Colour vision is unlikely too. The retina contains three types of colour-detecting “cone cells”, which are sensitive to red, blue and green light. Each cone hooks up to a special double-pronged nerve cell called a bipolar cell, which conveys its signals towards the brain. The retinal implants stimulate these bipolar cells, but each electrode is so big that it triggers dozens at a time, including those corresponding to all three colours. The results are monochrome images of white and grey.
And do not expect these devices to remedy all conditions that can rob someone of their sight. Retinal chips can remedy those that partially damage the retina, but all the hardware in the head needs to work. That rules out anyone with glaucoma, one of the most common causes of blindness, as this damages the optic nerve that carries signals to the brain. Nor will the chips benefit people with damage to the visual centres of their brain, acquired through injury or stroke.

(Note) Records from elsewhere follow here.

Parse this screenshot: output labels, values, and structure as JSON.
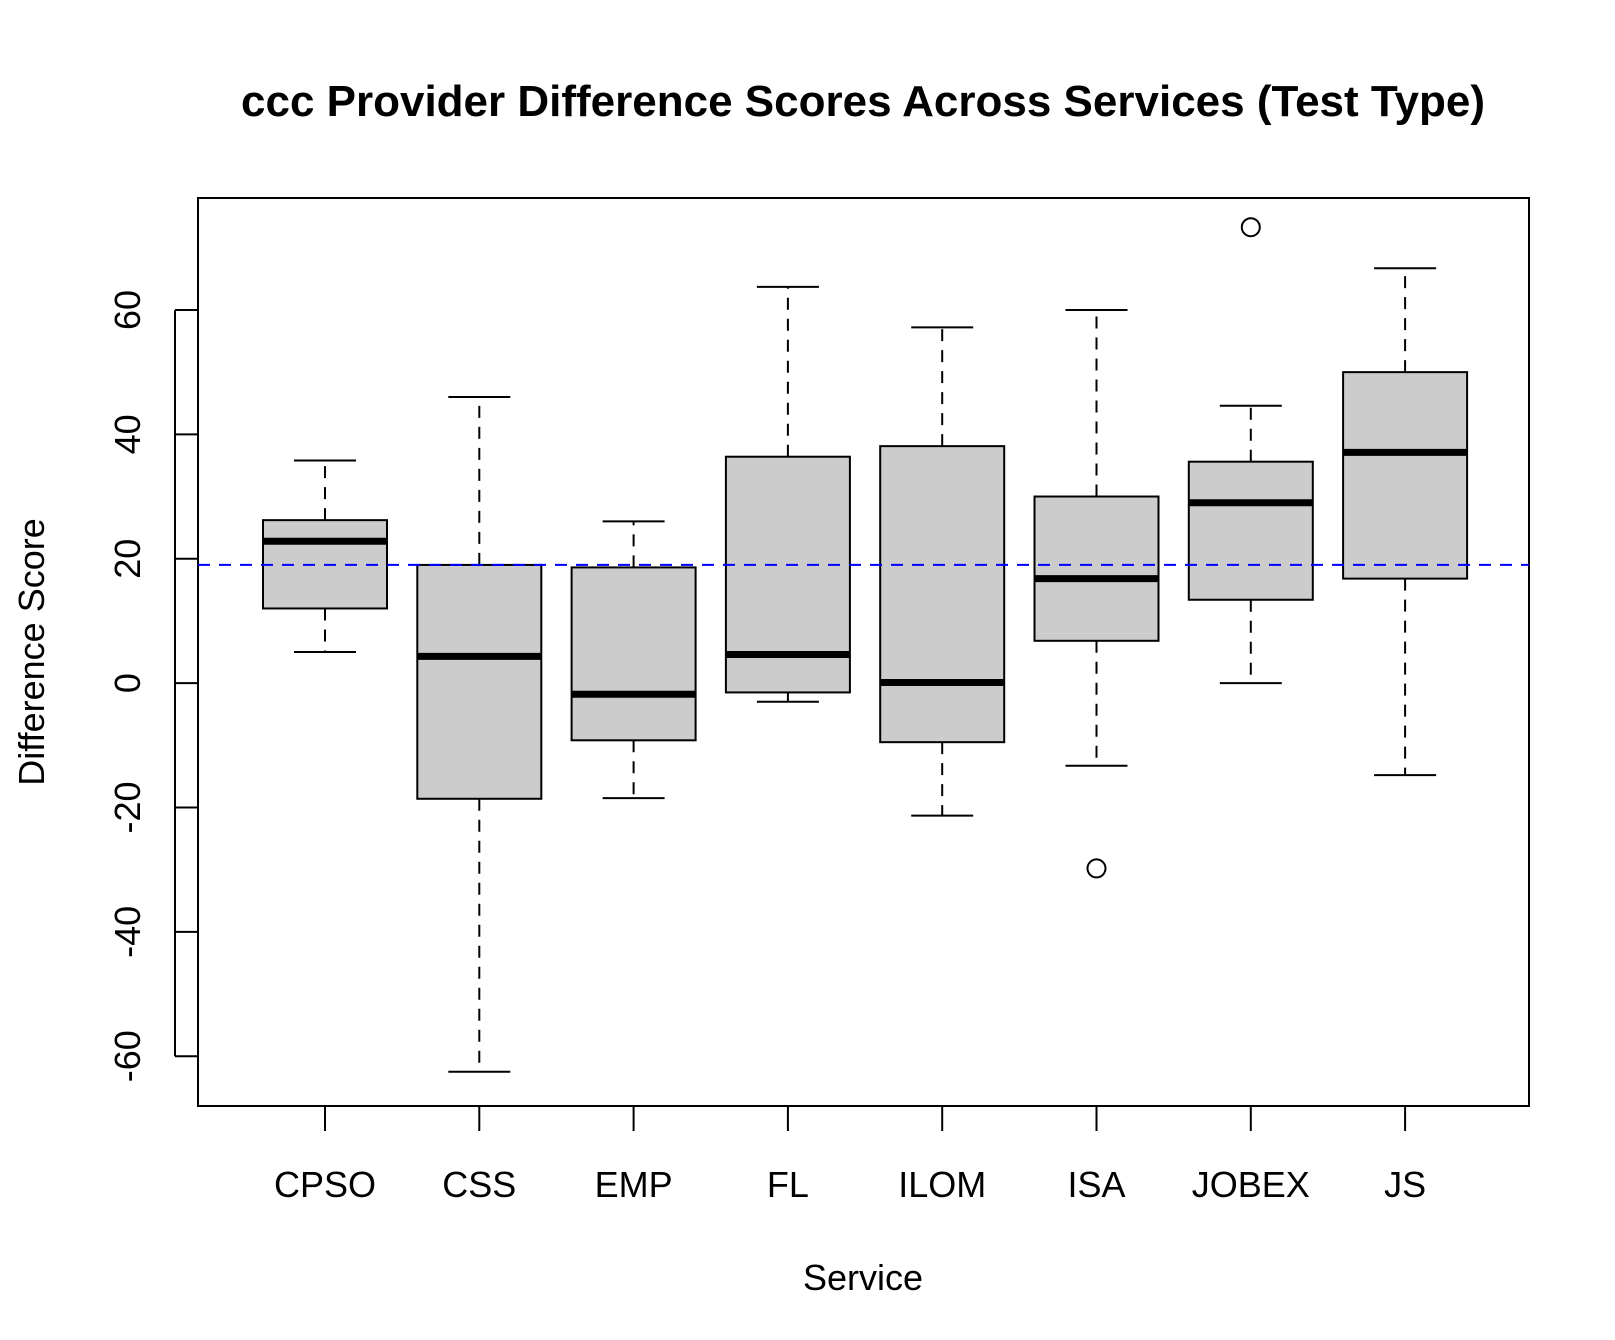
{
  "chart_data": {
    "type": "box",
    "title": "ccc Provider Difference Scores Across Services (Test Type)",
    "xlabel": "Service",
    "ylabel": "Difference Score",
    "ylim": [
      -68,
      78
    ],
    "yticks": [
      -60,
      -40,
      -20,
      0,
      20,
      40,
      60
    ],
    "yticklabels": [
      "-60",
      "-40",
      "-20",
      "0",
      "20",
      "40",
      "60"
    ],
    "reference_line": {
      "value": 19,
      "color": "#0000ff",
      "style": "dashed"
    },
    "box_fill": "#cccccc",
    "categories": [
      "CPSO",
      "CSS",
      "EMP",
      "FL",
      "ILOM",
      "ISA",
      "JOBEX",
      "JS"
    ],
    "boxes": [
      {
        "name": "CPSO",
        "whisker_low": 5,
        "q1": 12,
        "median": 22.8,
        "q3": 26.2,
        "whisker_high": 35.8,
        "outliers": []
      },
      {
        "name": "CSS",
        "whisker_low": -62.5,
        "q1": -18.6,
        "median": 4.3,
        "q3": 19,
        "whisker_high": 46,
        "outliers": []
      },
      {
        "name": "EMP",
        "whisker_low": -18.5,
        "q1": -9.2,
        "median": -1.8,
        "q3": 18.6,
        "whisker_high": 26,
        "outliers": []
      },
      {
        "name": "FL",
        "whisker_low": -3,
        "q1": -1.5,
        "median": 4.6,
        "q3": 36.4,
        "whisker_high": 63.7,
        "outliers": []
      },
      {
        "name": "ILOM",
        "whisker_low": -21.3,
        "q1": -9.5,
        "median": 0.1,
        "q3": 38.1,
        "whisker_high": 57.2,
        "outliers": []
      },
      {
        "name": "ISA",
        "whisker_low": -13.3,
        "q1": 6.8,
        "median": 16.8,
        "q3": 30,
        "whisker_high": 60,
        "outliers": [
          -29.8
        ]
      },
      {
        "name": "JOBEX",
        "whisker_low": 0,
        "q1": 13.4,
        "median": 29,
        "q3": 35.6,
        "whisker_high": 44.6,
        "outliers": [
          73.3
        ]
      },
      {
        "name": "JS",
        "whisker_low": -14.8,
        "q1": 16.8,
        "median": 37.1,
        "q3": 50,
        "whisker_high": 66.7,
        "outliers": []
      }
    ]
  }
}
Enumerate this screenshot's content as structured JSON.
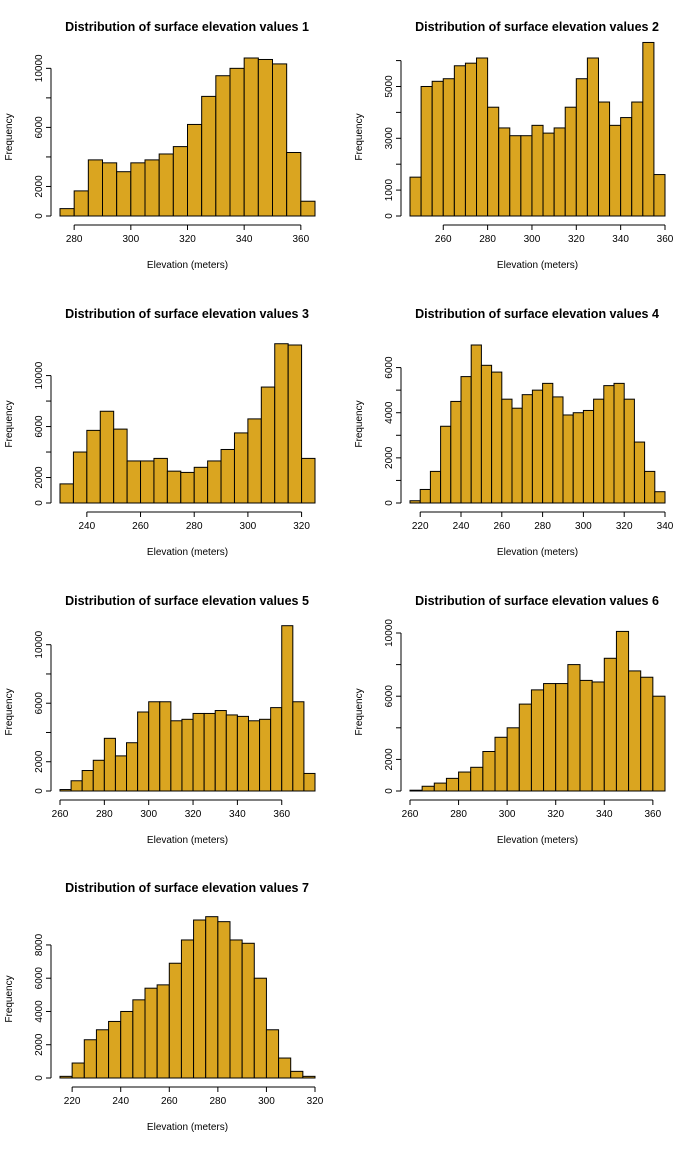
{
  "colors": {
    "bar_fill": "#DAA520",
    "bar_stroke": "#000000"
  },
  "chart_data": [
    {
      "type": "bar",
      "title": "Distribution of surface elevation values 1",
      "xlabel": "Elevation (meters)",
      "ylabel": "Frequency",
      "bin_width": 5,
      "bins_start": [
        275,
        280,
        285,
        290,
        295,
        300,
        305,
        310,
        315,
        320,
        325,
        330,
        335,
        340,
        345,
        350,
        355,
        360
      ],
      "values": [
        500,
        1700,
        3800,
        3600,
        3000,
        3600,
        3800,
        4200,
        4700,
        6200,
        8100,
        9500,
        10000,
        10700,
        10600,
        10300,
        4300,
        1000
      ],
      "x_ticks": [
        280,
        300,
        320,
        340,
        360
      ],
      "y_ticks": [
        0,
        2000,
        6000,
        10000
      ],
      "xlim": [
        275,
        365
      ],
      "ylim": [
        0,
        10700
      ]
    },
    {
      "type": "bar",
      "title": "Distribution of surface elevation values 2",
      "xlabel": "Elevation (meters)",
      "ylabel": "Frequency",
      "bin_width": 5,
      "bins_start": [
        245,
        250,
        255,
        260,
        265,
        270,
        275,
        280,
        285,
        290,
        295,
        300,
        305,
        310,
        315,
        320,
        325,
        330,
        335,
        340,
        345,
        350,
        355
      ],
      "values": [
        1500,
        5000,
        5200,
        5300,
        5800,
        5900,
        6100,
        4200,
        3400,
        3100,
        3100,
        3500,
        3200,
        3400,
        4200,
        5300,
        6100,
        4400,
        3500,
        3800,
        4400,
        6700,
        1600
      ],
      "x_ticks": [
        260,
        280,
        300,
        320,
        340,
        360
      ],
      "y_ticks": [
        0,
        1000,
        3000,
        5000
      ],
      "xlim": [
        245,
        360
      ],
      "ylim": [
        0,
        6100
      ]
    },
    {
      "type": "bar",
      "title": "Distribution of surface elevation values 3",
      "xlabel": "Elevation (meters)",
      "ylabel": "Frequency",
      "bin_width": 5,
      "bins_start": [
        230,
        235,
        240,
        245,
        250,
        255,
        260,
        265,
        270,
        275,
        280,
        285,
        290,
        295,
        300,
        305,
        310,
        315,
        320
      ],
      "values": [
        1500,
        4000,
        5700,
        7200,
        5800,
        3300,
        3300,
        3500,
        2500,
        2400,
        2800,
        3300,
        4200,
        5500,
        6600,
        9100,
        12500,
        12400,
        3500
      ],
      "x_ticks": [
        240,
        260,
        280,
        300,
        320
      ],
      "y_ticks": [
        0,
        2000,
        6000,
        10000
      ],
      "xlim": [
        230,
        325
      ],
      "ylim": [
        0,
        12400
      ]
    },
    {
      "type": "bar",
      "title": "Distribution of surface elevation values 4",
      "xlabel": "Elevation (meters)",
      "ylabel": "Frequency",
      "bin_width": 5,
      "bins_start": [
        215,
        220,
        225,
        230,
        235,
        240,
        245,
        250,
        255,
        260,
        265,
        270,
        275,
        280,
        285,
        290,
        295,
        300,
        305,
        310,
        315,
        320,
        325,
        330,
        335
      ],
      "values": [
        100,
        600,
        1400,
        3400,
        4500,
        5600,
        7000,
        6100,
        5800,
        4600,
        4200,
        4800,
        5000,
        5300,
        4700,
        3900,
        4000,
        4100,
        4600,
        5200,
        5300,
        4600,
        2700,
        1400,
        500
      ],
      "x_ticks": [
        220,
        240,
        260,
        280,
        300,
        320,
        340
      ],
      "y_ticks": [
        0,
        2000,
        4000,
        6000
      ],
      "xlim": [
        215,
        340
      ],
      "ylim": [
        0,
        7000
      ]
    },
    {
      "type": "bar",
      "title": "Distribution of surface elevation values 5",
      "xlabel": "Elevation (meters)",
      "ylabel": "Frequency",
      "bin_width": 5,
      "bins_start": [
        260,
        265,
        270,
        275,
        280,
        285,
        290,
        295,
        300,
        305,
        310,
        315,
        320,
        325,
        330,
        335,
        340,
        345,
        350,
        355,
        360,
        365,
        370
      ],
      "values": [
        100,
        700,
        1400,
        2100,
        3600,
        2400,
        3300,
        5400,
        6100,
        6100,
        4800,
        4900,
        5300,
        5300,
        5500,
        5200,
        5100,
        4800,
        4900,
        5700,
        11300,
        6100,
        1200
      ],
      "x_ticks": [
        260,
        280,
        300,
        320,
        340,
        360
      ],
      "y_ticks": [
        0,
        2000,
        6000,
        10000
      ],
      "xlim": [
        260,
        375
      ],
      "ylim": [
        0,
        10800
      ]
    },
    {
      "type": "bar",
      "title": "Distribution of surface elevation values 6",
      "xlabel": "Elevation (meters)",
      "ylabel": "Frequency",
      "bin_width": 5,
      "bins_start": [
        260,
        265,
        270,
        275,
        280,
        285,
        290,
        295,
        300,
        305,
        310,
        315,
        320,
        325,
        330,
        335,
        340,
        345,
        350,
        355,
        360
      ],
      "values": [
        50,
        300,
        500,
        800,
        1200,
        1500,
        2500,
        3400,
        4000,
        5500,
        6400,
        6800,
        6800,
        8000,
        7000,
        6900,
        8400,
        10100,
        7600,
        7200,
        6000
      ],
      "x_ticks": [
        260,
        280,
        300,
        320,
        340,
        360
      ],
      "y_ticks": [
        0,
        2000,
        6000,
        10000
      ],
      "xlim": [
        260,
        365
      ],
      "ylim": [
        0,
        10000
      ]
    },
    {
      "type": "bar",
      "title": "Distribution of surface elevation values 7",
      "xlabel": "Elevation (meters)",
      "ylabel": "Frequency",
      "bin_width": 5,
      "bins_start": [
        215,
        220,
        225,
        230,
        235,
        240,
        245,
        250,
        255,
        260,
        265,
        270,
        275,
        280,
        285,
        290,
        295,
        300,
        305,
        310,
        315
      ],
      "values": [
        100,
        900,
        2300,
        2900,
        3400,
        4000,
        4700,
        5400,
        5600,
        6900,
        8300,
        9500,
        9700,
        9400,
        8300,
        8100,
        6000,
        2900,
        1200,
        400,
        100
      ],
      "x_ticks": [
        220,
        240,
        260,
        280,
        300,
        320
      ],
      "y_ticks": [
        0,
        2000,
        4000,
        6000,
        8000
      ],
      "xlim": [
        215,
        320
      ],
      "ylim": [
        0,
        9500
      ]
    }
  ]
}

But that does still leave millions of people with retinal diseases who could benefit from the devices. Their sight should improve to the point where they could read, and get on with daily tasks. For them, cost is the limiting factor. Second Sight is currently asking around USD $100,000 for its device. For now, only the rich (and those on clinical trials) will see again but as with all electronics, costs will fall as popularity increases.
So, other sight-restoring techniques are sorely needed. Some scientists are trying to stave off the loss of retinal cells, either by bathing them in the right chemicals, or stimulating them with electricity. Others are focusing on replacing lost cells. The US firm Advanced Cell Technology has used stem cells to regenerate a patient’s dying retinal cells, which could be transplanted back into their eyes. In an early study, two patients who were been treated in this way showed “modest improvement in their vision”.
Meanwhile, Jean Bennett from the University of Pennsylvania has used gene therapy to rewrite the faulty genes behind a rare inherited eye disease. In her pilot study, three women who were born virtually blind gained the ability to avoid obstacles and recognise faces.
These studies are preliminary ones, and it will take many more years to test the techniques for safety and effectiveness. But Zrenner is thrilled that such possibilities are even on the horizon. He says, “You once had the patient sitting there and you had to say, “Look, I know what the problem is down to the right molecule, but I can’t help you.“ Now, we can say, okay, there are some options.” The future is, it seems, bright.